The Gateway Pundit attached the following video to its reporting:
“The volume of ballots so mishandled is such that it calls the result of the primary election into serious doubt and leaves the court unable to determine the legitimate result of the primary,” Superior Court Judge William Clark wrote in his ruling, adding that the videos “are shocking to the court and should be shocking to all the parties.”
Geter-Pataky is a supporter of incumbent Bridgeport Mayor Joe Ganim, and on Wednesday the attorney for his Democratic opponent John Gomes said the security footage their campaign obtained shows unequivocally the election tampering requires a second election. Ganim was originally declared the winner.
“The video evidence, exhibits and testimony prove election fraud on a scale not seen in Connecticut – or anywhere else in the country – in recent history. Not only does the record prove election tampering, it was caught on video,” Gomes’ lawyers had written in a legal brief. They noted Gomes identified “multiple violations” of absentee ballot violations, including “hundreds of absentee ballots” cast by “party operatives,” which show the reliability of the primary results to be “seriously in doubt,” according to NBC CT.
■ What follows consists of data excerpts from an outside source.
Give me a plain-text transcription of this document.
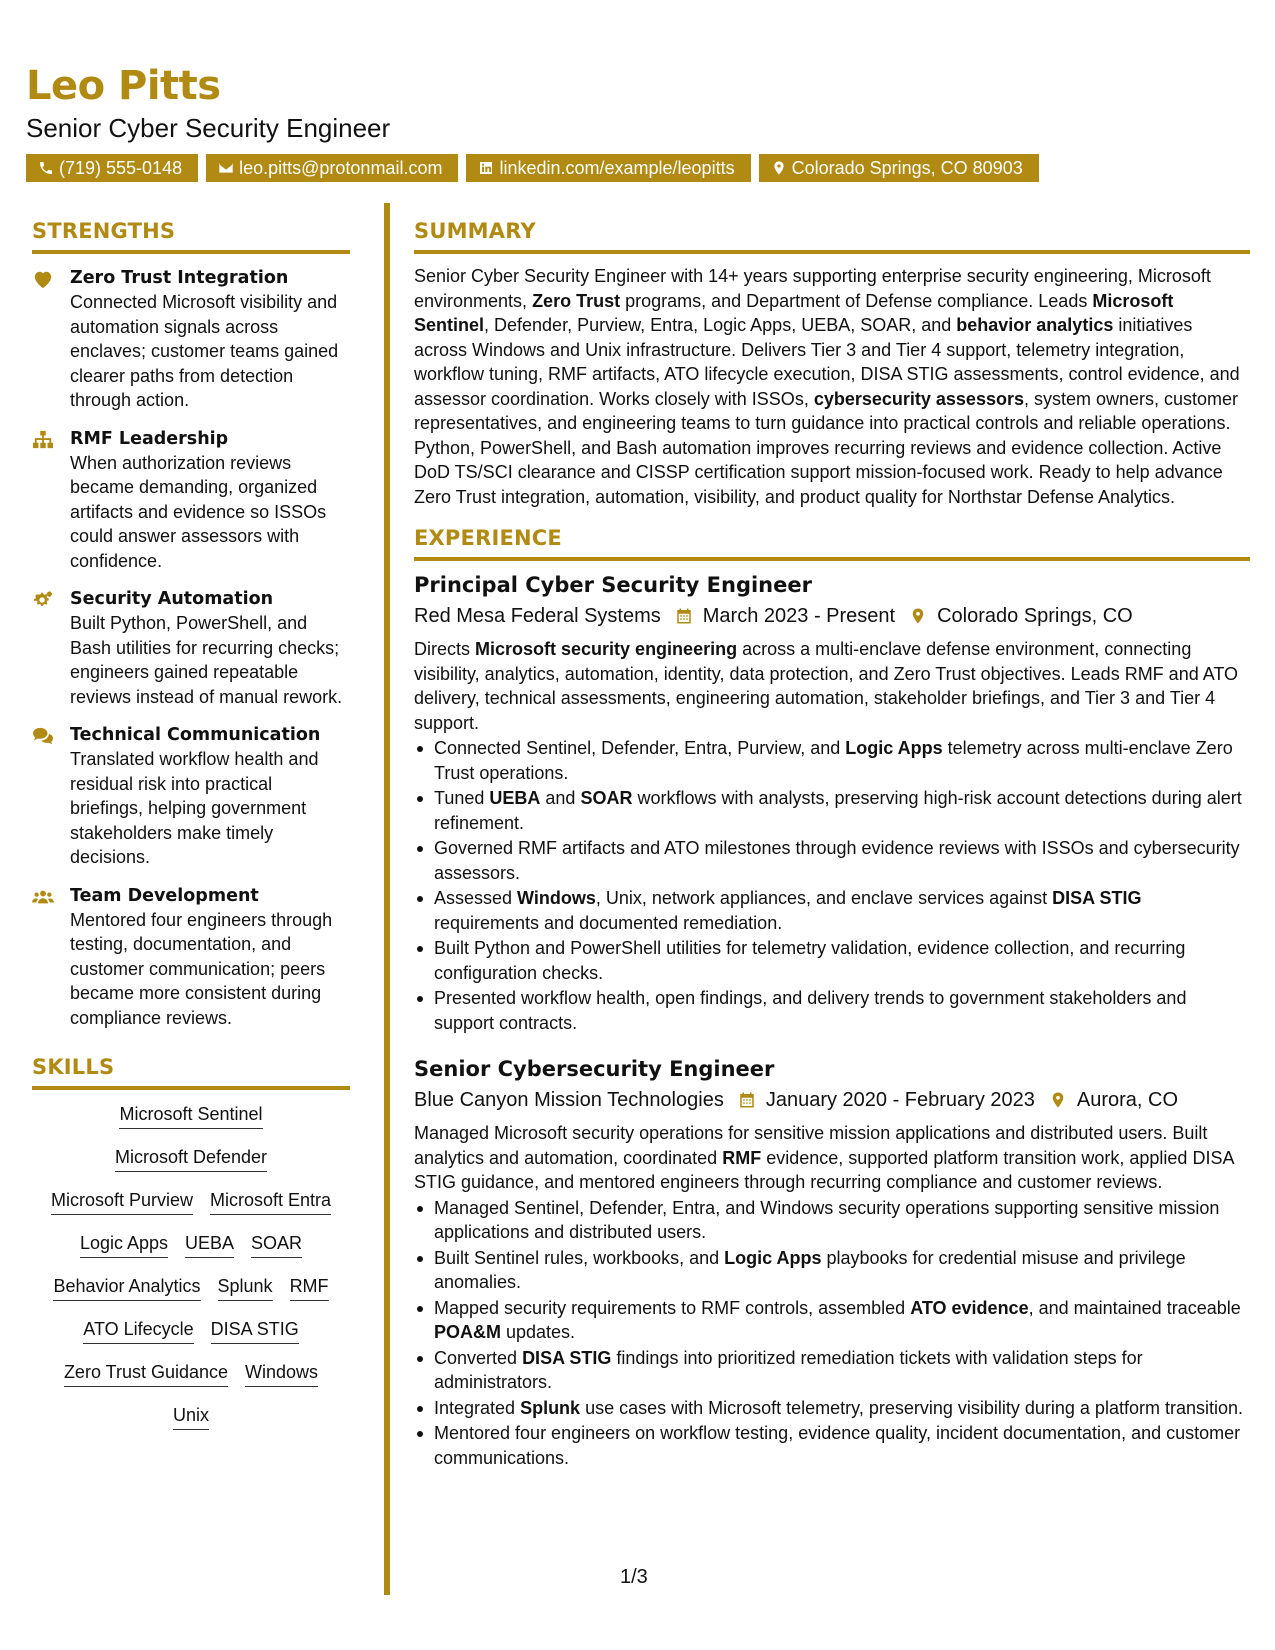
Leo Pitts
Senior Cyber Security Engineer
(719) 555-0148	leo.pitts@protonmail.com	linkedin.com/example/leopitts	Colorado Springs, CO 80903
STRENGTHS
Zero Trust Integration
Connected Microsoft visibility and automation signals across enclaves; customer teams gained clearer paths from detection through action.
RMF Leadership
When authorization reviews became demanding, organized artifacts and evidence so ISSOs could answer assessors with confidence.
Security Automation
Built Python, PowerShell, and Bash utilities for recurring checks; engineers gained repeatable reviews instead of manual rework.
Technical Communication
Translated workflow health and residual risk into practical briefings, helping government stakeholders make timely decisions.
Team Development
Mentored four engineers through testing, documentation, and customer communication; peers became more consistent during compliance reviews.
SKILLS
Microsoft Sentinel
Microsoft Defender
Microsoft Purview Microsoft Entra
Logic Apps UEBA SOAR
Behavior Analytics Splunk RMF
ATO Lifecycle DISA STIG
Zero Trust Guidance Windows
Unix
SUMMARY
Senior Cyber Security Engineer with 14+ years supporting enterprise security engineering, Microsoft environments, Zero Trust programs, and Department of Defense compliance. Leads Microsoft Sentinel, Defender, Purview, Entra, Logic Apps, UEBA, SOAR, and behavior analytics initiatives across Windows and Unix infrastructure. Delivers Tier 3 and Tier 4 support, telemetry integration, workflow tuning, RMF artifacts, ATO lifecycle execution, DISA STIG assessments, control evidence, and assessor coordination. Works closely with ISSOs, cybersecurity assessors, system owners, customer representatives, and engineering teams to turn guidance into practical controls and reliable operations. Python, PowerShell, and Bash automation improves recurring reviews and evidence collection. Active DoD TS/SCI clearance and CISSP certification support mission-focused work. Ready to help advance Zero Trust integration, automation, visibility, and product quality for Northstar Defense Analytics.
EXPERIENCE
Principal Cyber Security Engineer
Red Mesa Federal Systems March 2023 - Present Colorado Springs, CO
Directs Microsoft security engineering across a multi-enclave defense environment, connecting visibility, analytics, automation, identity, data protection, and Zero Trust objectives. Leads RMF and ATO delivery, technical assessments, engineering automation, stakeholder briefings, and Tier 3 and Tier 4 support.
Connected Sentinel, Defender, Entra, Purview, and Logic Apps telemetry across multi-enclave Zero Trust operations.
Tuned UEBA and SOAR workflows with analysts, preserving high-risk account detections during alert refinement.
Governed RMF artifacts and ATO milestones through evidence reviews with ISSOs and cybersecurity assessors.
Assessed Windows, Unix, network appliances, and enclave services against DISA STIG requirements and documented remediation.
Built Python and PowerShell utilities for telemetry validation, evidence collection, and recurring configuration checks.
Presented workflow health, open findings, and delivery trends to government stakeholders and support contracts.
Senior Cybersecurity Engineer
Blue Canyon Mission Technologies January 2020 - February 2023 Aurora, CO
Managed Microsoft security operations for sensitive mission applications and distributed users. Built analytics and automation, coordinated RMF evidence, supported platform transition work, applied DISA STIG guidance, and mentored engineers through recurring compliance and customer reviews.
Managed Sentinel, Defender, Entra, and Windows security operations supporting sensitive mission applications and distributed users.
Built Sentinel rules, workbooks, and Logic Apps playbooks for credential misuse and privilege anomalies.
Mapped security requirements to RMF controls, assembled ATO evidence, and maintained traceable POA&M updates.
Converted DISA STIG findings into prioritized remediation tickets with validation steps for administrators.
Integrated Splunk use cases with Microsoft telemetry, preserving visibility during a platform transition.
Mentored four engineers on workflow testing, evidence quality, incident documentation, and customer communications.
1/3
Lawyers for the city of Bridgeport, however, contended that “not one voter” complained about having their ballot harvested and asked Judge Clark to let the results of the original election stand.
The State Elections Commission has launched a separate investigation of the incident.
Mayor Ganim was convicted of corruption during his first term in office but won his job back upon release from prison. He denies any knowledge of the alleged wrongdoing.